10 of 244 comments (clear)

  1. "personal use" on flight-critical device by smash · · Score: 3, Insightful

    ... what could possibly go wrong?

    --
    I run: Windows, OS X, Linux, FreeBSD. Just because you have a hammer, doesn't mean everything is a nail.
    1. Re:"personal use" on flight-critical device by bondsbw · · Score: 3, Insightful

      Separating personal use from professional use is better than mixing them.

      --
      All my liberal friends think I'm a conservative, all my conservative friends think I'm a liberal.
    2. Re:"personal use" on flight-critical device by Old-Claimjumper · · Score: 3, Insightful

      Sorry, Wrong!

      The FAA requires up-to-date charts appropriate for the routes being flown. The FAA has approved these as legal substitutes for printed charts as long as they are current (at Least IPads are, I assume Delta will be getting approval for these things).

      So unless they are also carrying the "38 pounds" of paper charts, these things ARE flight critical devices by definition.

    3. Re:"personal use" on flight-critical device by segin · · Score: 4, Insightful

      TFA says they're buying Surface 2 tablets, not Surface Pro 2. Which use ARM processors. Which cannot run malware designed for x86. Which mostly invalidates your argument.

  2. A third reason is they gave it to us free by the_B0fh · · Score: 2, Insightful

    Because I can't imagine them doing this any other wise. As pointed out else where, this is going to take 2 more years. $5.5 mil for iPads, or $13 mil in fuel savings per year. Hmm... Someone help me with the math here.

    And in two years, once the Surface 2 gets certified, what happens? Delta is now flying with 2 year old technology... whoopie.

    1. Re:A third reason is they gave it to us free by phantomfive · · Score: 4, Insightful

      I can tell you, I hate Microsoft for both rational and irrational reasons. But there is one area that Microsoft beats out the competition, and that is backwards compatibility. If you want to write software that will still run in 10 years, then choosing carefully among Microsoft technologies is a decent way to do that. So if I were Delta, and were deciding whether to do this on iPads or Window Tablets, I would also choose the Windows Tablet, because Apple has demonstrated they have no longterm (or medium term) commitment to backwards compatibility. That is especially true since they already have a codebase set up to run on Windows. Remember that the tablets themselves are likely the cheapest part of this whole operation.

      The best would be Linux tablets, because then you can own the whole software stack.

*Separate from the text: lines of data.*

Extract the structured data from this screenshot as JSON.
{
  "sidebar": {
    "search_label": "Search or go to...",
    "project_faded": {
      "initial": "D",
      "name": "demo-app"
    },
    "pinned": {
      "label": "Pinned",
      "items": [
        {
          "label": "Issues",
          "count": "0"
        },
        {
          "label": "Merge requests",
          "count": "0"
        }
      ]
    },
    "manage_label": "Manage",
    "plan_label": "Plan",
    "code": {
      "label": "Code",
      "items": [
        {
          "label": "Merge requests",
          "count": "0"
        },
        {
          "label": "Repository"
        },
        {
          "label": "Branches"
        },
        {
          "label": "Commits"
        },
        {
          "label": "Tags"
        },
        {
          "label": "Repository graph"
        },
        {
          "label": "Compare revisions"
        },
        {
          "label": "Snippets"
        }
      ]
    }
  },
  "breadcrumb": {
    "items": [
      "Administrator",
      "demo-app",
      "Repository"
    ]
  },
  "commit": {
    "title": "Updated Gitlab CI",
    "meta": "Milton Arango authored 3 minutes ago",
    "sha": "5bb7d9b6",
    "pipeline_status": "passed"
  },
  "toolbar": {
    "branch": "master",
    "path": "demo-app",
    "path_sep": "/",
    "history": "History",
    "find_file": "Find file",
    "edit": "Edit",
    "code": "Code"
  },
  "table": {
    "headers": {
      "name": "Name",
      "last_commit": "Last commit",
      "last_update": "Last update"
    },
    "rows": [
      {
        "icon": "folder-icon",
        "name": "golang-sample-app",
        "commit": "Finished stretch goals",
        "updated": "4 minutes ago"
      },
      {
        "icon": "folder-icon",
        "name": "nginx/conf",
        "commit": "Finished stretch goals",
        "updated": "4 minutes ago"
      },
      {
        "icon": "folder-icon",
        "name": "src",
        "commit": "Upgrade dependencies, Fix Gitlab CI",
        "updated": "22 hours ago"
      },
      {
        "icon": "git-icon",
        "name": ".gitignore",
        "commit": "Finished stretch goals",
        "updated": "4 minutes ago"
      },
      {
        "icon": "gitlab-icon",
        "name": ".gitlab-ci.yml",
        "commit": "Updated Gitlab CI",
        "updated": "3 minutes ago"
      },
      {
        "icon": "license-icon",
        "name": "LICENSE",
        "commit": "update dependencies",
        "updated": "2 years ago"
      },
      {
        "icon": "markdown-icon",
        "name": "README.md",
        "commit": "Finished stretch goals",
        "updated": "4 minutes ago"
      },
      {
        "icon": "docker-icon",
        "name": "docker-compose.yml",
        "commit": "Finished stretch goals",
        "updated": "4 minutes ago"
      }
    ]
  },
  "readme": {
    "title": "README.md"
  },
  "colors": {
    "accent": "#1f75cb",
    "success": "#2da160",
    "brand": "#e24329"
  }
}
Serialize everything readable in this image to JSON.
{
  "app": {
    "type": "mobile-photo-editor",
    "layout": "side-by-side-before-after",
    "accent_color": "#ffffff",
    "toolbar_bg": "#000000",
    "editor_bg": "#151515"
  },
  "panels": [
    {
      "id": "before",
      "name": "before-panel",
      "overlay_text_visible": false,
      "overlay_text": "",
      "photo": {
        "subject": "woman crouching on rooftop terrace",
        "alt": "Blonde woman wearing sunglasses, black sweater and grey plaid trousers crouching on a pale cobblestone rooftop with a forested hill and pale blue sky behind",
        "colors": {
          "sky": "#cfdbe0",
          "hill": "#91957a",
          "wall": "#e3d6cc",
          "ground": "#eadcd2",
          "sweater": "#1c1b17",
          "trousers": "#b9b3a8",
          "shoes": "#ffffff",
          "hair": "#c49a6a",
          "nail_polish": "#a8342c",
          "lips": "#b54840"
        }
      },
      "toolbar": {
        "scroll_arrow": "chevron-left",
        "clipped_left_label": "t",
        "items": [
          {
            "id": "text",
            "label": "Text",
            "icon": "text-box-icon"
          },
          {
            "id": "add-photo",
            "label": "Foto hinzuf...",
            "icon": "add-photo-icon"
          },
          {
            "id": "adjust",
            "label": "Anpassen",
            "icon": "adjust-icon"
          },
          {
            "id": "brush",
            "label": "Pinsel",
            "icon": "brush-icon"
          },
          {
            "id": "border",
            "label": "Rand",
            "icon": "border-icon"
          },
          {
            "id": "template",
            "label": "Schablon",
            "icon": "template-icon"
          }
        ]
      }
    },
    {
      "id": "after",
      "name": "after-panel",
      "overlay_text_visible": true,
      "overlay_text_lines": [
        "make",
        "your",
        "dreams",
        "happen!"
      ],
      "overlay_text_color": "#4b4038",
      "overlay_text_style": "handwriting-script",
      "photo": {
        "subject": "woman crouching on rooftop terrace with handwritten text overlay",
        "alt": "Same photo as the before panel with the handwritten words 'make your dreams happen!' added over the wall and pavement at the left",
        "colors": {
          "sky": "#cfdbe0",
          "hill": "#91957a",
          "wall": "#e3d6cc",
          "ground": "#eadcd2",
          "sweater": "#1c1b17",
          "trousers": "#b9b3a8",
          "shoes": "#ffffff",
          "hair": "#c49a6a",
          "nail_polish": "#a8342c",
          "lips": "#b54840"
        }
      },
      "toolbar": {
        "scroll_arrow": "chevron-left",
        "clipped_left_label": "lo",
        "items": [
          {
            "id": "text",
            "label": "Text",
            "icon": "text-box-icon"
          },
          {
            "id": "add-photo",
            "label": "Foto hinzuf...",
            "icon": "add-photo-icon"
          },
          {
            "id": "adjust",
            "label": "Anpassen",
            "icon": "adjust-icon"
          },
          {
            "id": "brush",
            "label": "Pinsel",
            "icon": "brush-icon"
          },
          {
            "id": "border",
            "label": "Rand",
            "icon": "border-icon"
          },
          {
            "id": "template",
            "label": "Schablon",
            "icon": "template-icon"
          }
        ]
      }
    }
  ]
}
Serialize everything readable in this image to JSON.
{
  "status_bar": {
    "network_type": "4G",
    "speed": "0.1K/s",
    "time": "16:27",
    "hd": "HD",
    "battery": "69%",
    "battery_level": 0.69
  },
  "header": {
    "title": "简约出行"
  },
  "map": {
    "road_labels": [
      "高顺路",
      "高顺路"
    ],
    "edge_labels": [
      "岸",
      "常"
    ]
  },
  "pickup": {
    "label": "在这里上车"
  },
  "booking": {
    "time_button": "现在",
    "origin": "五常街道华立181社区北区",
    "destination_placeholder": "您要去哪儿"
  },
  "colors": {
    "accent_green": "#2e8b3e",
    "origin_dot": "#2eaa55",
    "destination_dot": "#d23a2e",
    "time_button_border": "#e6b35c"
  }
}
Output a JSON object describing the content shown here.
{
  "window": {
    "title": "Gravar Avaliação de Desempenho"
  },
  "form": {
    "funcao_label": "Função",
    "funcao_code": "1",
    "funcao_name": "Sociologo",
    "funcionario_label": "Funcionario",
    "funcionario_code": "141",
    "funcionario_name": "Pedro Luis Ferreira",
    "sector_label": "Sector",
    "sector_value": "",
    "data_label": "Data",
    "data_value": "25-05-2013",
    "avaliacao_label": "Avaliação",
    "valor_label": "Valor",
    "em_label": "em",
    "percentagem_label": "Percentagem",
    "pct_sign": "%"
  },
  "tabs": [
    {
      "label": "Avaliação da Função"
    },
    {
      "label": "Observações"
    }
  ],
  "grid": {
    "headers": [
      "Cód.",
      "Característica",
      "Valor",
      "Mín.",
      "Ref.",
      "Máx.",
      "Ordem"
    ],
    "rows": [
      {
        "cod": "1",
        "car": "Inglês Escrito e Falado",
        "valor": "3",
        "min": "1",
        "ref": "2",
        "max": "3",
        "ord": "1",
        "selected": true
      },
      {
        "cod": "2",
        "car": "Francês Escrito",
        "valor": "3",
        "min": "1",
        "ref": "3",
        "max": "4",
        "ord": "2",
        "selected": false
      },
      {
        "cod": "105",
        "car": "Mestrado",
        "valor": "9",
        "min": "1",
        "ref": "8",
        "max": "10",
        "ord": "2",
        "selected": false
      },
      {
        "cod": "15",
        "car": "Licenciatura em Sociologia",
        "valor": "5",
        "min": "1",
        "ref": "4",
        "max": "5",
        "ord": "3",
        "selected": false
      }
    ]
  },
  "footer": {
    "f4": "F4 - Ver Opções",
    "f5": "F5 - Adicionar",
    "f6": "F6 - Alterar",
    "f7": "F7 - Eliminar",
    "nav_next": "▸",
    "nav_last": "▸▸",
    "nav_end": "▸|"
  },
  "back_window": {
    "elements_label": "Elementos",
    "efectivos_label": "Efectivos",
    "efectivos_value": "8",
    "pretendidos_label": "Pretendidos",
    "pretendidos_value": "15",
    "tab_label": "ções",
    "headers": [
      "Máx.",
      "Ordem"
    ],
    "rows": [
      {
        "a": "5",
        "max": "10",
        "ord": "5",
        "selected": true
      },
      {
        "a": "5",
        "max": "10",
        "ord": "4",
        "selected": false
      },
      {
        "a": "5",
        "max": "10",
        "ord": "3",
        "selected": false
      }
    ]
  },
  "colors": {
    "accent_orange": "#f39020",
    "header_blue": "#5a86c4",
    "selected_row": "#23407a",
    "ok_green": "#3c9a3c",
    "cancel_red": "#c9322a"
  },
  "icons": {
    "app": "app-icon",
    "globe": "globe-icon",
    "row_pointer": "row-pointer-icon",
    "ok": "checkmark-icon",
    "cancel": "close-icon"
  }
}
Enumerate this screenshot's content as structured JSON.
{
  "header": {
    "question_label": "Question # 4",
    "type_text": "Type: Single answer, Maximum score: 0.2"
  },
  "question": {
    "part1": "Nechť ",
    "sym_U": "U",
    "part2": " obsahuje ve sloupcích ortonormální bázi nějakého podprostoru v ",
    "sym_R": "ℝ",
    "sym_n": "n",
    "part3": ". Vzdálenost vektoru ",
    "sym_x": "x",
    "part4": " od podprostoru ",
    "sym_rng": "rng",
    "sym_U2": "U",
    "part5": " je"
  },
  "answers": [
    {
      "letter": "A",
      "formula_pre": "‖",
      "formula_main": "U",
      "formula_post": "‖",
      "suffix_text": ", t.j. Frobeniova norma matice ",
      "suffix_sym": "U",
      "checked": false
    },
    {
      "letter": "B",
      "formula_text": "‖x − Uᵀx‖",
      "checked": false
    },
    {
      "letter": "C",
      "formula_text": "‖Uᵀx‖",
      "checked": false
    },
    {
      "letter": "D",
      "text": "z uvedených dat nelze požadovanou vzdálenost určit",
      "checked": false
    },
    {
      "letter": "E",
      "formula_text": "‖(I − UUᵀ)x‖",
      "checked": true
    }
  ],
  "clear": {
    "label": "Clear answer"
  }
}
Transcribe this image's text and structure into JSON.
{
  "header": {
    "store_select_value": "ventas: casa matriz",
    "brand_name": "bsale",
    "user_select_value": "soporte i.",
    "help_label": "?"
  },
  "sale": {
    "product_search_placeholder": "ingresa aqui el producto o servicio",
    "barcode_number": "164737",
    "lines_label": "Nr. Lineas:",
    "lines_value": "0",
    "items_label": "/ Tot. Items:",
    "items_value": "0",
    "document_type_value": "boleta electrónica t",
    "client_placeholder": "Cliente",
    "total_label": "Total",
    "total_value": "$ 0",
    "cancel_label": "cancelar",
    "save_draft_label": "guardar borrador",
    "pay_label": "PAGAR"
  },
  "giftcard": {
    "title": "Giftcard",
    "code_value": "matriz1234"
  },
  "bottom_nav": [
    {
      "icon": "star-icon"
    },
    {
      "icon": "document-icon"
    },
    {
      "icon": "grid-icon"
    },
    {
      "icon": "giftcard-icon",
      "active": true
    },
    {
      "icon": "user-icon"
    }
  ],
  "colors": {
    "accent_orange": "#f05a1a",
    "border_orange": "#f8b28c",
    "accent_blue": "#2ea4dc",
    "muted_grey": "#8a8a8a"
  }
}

The only drawback is the UI situation on Linux........

      --
      "First they came for the slanderers and i said nothing."
  3. Re:Delta pilots don't want Surface. by MatthiasF · · Score: 2, Insightful

    Fanboy site takes one person's opinion and stretches it across entire group of people, fills rest of article with cherry-picked fluff from other sites.

    News at 11.

  4. Possible reasons? by onyxruby · · Score: 3, Insightful

    Microsoft would have offered a very sweetheart deal pricewise for this.

    From Delta's standpoint it would also have the advantage in that almost nothing runs on it, meaning that people aren't going to muck with it install crap software and malware on the Surface RT is all but unheard of. They also almost certainly would have offered some type of enterprise management tools for the tablets from MS.

    Enterprise support for the Ipad is a royal pain at best and tools are quite limited. The app store is oblivious to the concept that a computer could be owned my a company instead of a person. Support issues go far beyond these and their IT department doubtless didn't want to deal with it.

    I'm not endorsing the Surface RT and I've certainly gone on the record here about how it's a terrible tablet. I'm just explaining the logic behind the order. They certainly could have made a much better choice than the Surface RT.

  5. Re:They're saving only 38 pounds.. by iggymanz · · Score: 1, Insightful

    fly an asian airline sometime, they're still sexist. and, in this case, that's a good thing.

  6. Re:My experience.... by jones_supa · · Score: 4, Insightful

    Yet another example how people think they can get by with a tablet but just end up rebuilding the laptop.